The other major issue with the Deref implementation is that `&mut` needs to be a...

ltungv · on July 31, 2024

Yeah true, this breaks all sorts of contracts that we have with Rust xD. But if mark-and-sweep is implemented correctly, then no reference is ever held across the GC. Though, there's gonna be lots of pain debugging when you got it wrong, speaking from experience.

Do you have any resources about Rust inlining and the issues it might cause? I'd love to read more about that.

ekidd · on July 31, 2024

I would be really careful with those deref methods. They return references, not pointers, which means you need to follow the Rust rules:

- You can have any number of simultaneous readers,

- Or one writer and no readers.

- But if you ever break these rules, the world may burn.

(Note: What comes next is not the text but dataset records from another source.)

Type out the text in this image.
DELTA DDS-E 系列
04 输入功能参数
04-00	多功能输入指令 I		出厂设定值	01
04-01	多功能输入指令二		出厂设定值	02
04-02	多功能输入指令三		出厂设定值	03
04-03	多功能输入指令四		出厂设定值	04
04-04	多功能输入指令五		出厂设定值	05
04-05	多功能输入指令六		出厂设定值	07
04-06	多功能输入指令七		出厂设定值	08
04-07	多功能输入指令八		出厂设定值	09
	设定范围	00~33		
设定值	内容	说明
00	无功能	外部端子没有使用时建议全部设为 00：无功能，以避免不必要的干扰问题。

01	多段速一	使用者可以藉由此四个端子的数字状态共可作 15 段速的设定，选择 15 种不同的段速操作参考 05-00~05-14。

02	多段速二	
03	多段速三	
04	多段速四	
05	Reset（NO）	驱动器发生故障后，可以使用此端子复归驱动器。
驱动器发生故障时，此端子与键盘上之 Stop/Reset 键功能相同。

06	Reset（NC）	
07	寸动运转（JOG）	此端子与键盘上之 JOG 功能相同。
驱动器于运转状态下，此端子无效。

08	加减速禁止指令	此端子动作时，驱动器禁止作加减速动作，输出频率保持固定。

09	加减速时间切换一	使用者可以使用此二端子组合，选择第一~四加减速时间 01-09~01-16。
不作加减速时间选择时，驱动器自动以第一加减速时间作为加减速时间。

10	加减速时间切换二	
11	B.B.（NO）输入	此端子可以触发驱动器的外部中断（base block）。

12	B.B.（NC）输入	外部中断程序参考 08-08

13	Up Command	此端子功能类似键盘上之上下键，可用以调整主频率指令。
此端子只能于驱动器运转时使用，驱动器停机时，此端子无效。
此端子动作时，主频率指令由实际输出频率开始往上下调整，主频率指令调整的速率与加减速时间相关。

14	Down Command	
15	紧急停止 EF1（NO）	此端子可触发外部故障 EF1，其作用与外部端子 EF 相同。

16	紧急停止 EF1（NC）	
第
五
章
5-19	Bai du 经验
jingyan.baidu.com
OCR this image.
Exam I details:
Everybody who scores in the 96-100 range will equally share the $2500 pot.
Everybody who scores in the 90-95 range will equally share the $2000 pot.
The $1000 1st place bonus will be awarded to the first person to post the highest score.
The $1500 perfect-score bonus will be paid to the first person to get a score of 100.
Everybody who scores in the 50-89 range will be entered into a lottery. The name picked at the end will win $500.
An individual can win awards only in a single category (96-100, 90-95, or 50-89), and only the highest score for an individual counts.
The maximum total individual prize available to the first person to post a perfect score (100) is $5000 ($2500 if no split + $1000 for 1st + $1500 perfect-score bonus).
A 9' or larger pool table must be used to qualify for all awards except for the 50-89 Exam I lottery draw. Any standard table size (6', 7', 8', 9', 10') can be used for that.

Using unsafe and violating these rules is one of the cases where the Rust compiler can inflict worlds of misery: Incorrect code generation, CPUs seeing different versions of the same memory location, etc., depending on the exact context. Once you use "unsafe" and break the rules, Rust can be more dangerous than C. Rust even reserves the right to generate code using "noalias" (except doing so often triggers LLVM bugs, so it's usually turned off).

"Undefined behavior" means "anything at all can happen, and some of it is deeply weird and awful and counterintuitive."

You could enforce the borrowing rules at runtime by using std::cell::Cell in your heap objects, which is exactly what it exists for. Or you could package everything inside a tiny core module and audit it extremely carefully.

slaymaker1907 · on July 31, 2024

You would probably want to use RefCell instead of Cell. It allows you to safely upgrade into a &mut using only a constant reference to RefCell, but it dynamically verifies that it's actually safe using ref counting. The ref counting also isn't too expensive since it isn't atomic.

Measter · on Aug 1, 2024

> (except doing so often triggers LLVM bugs, so it's usually turned off).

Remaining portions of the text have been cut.